1883-1944
In winter 1924, Casimir Ostoja Zagourski leaves Europe and his career in the Russian Imperial Army for Africa. A 40 years, he seeks adventure and a change of scenery. He settles in the capital of the Belgian Congo, Léopoldville, and opened a photographic studio where he quickly met with success with the colonial authorities who asked him to photograph several official events.
Like his contemporaries, Zagouriski is aware of living the last moments of an Africa untouched by modernity: in 1924 the Citroën mission brings in 27km of film and 6000 photos. This mission is supported by the Geographical Society which declared at the time: "The most urgent task facing all travelers today, is to note by all possible means, in particular through photography and cinema, anthropological types and mores ”. In this same lineage, Zagourski endeavors to document the peoples and their customs. He thus takes many pictures during expeditions that he organizes in AEF, Rwanda, Kenya and Tanganyika. He collects these photos in prestigious albums entitled: Africa that is disappearing!, available in a limited number and all different with an embossed leather cover adorned with an elephant's head. Next to these prestigious works, he makes small formats with a postcard on the back. These postcards are real tools of memory and safeguard, spreading in colonial Europe a vision of Africa dreamed of on the verge of disappearing.

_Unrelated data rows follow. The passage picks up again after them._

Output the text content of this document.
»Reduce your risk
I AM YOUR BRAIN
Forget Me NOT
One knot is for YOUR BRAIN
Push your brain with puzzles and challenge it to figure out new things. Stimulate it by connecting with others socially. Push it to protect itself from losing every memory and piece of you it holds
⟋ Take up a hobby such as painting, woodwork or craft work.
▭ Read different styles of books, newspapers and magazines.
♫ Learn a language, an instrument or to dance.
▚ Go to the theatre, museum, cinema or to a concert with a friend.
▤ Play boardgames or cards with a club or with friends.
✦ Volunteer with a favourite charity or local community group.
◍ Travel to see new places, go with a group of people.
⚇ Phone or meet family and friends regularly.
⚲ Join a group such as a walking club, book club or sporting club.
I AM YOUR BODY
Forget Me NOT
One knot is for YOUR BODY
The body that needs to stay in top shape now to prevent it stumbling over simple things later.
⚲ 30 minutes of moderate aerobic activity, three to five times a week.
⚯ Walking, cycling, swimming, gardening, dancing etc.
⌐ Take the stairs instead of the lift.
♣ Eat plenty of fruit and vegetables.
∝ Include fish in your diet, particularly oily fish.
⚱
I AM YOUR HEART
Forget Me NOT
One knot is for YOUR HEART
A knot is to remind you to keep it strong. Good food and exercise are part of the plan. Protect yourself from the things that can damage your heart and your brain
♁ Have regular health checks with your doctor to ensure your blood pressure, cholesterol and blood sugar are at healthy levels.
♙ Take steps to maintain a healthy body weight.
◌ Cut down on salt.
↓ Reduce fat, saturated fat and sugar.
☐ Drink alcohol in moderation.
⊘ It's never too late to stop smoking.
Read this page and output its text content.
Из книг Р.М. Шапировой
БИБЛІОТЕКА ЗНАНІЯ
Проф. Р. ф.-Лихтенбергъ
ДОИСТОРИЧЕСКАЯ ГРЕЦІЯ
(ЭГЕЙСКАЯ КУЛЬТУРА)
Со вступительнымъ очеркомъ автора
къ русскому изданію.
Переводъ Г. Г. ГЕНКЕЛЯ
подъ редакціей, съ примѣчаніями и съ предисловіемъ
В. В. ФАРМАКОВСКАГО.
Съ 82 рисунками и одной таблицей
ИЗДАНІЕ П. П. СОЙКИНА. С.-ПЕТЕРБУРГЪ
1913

This attachment to the safeguard of this Africa by photography is seen in the frenzy of Zagourski photographed almost according to a serial method portraits, robes, ornaments, scarification, hairstyles, dances, masks, architectures, landscapes, etc. This ethnological approach, however, moves away from a simple scientific gaze, frontal, descriptive, for black and white images with precise light work, balanced compositions and an empathetic and close look to his subjects. He ennobles them with these photographs which almost evoke paintings, its print quality and editing work.
His reputation grew rapidly and 60 of these pictures paintings are presented in the Belgian pavilion of the Paris International Exhibition of 1937. Once again, Zagourski takes special care in the printing of these photographs printed on velvet photographic paper which bring grain and softness to the photograph.

Its exceptional collection produced between 1924 and 1944 (date of his death in Léopoldville), is striking for its scale, the quality of his photographs but also for the testimony they provide. The Maison de la Photographie de Marrakech presents a selection from the collection "Africa which disappears ! ». This selection wants to show the diversity of Zagourski's work but also the exceptional quality of his photographs.. From these portraits, where each frame is chosen specifically for the subject, to these landscapes, where the light animates the composition, the disappearing Africa ! is an exceptional collection of images of a world on the verge of extinction.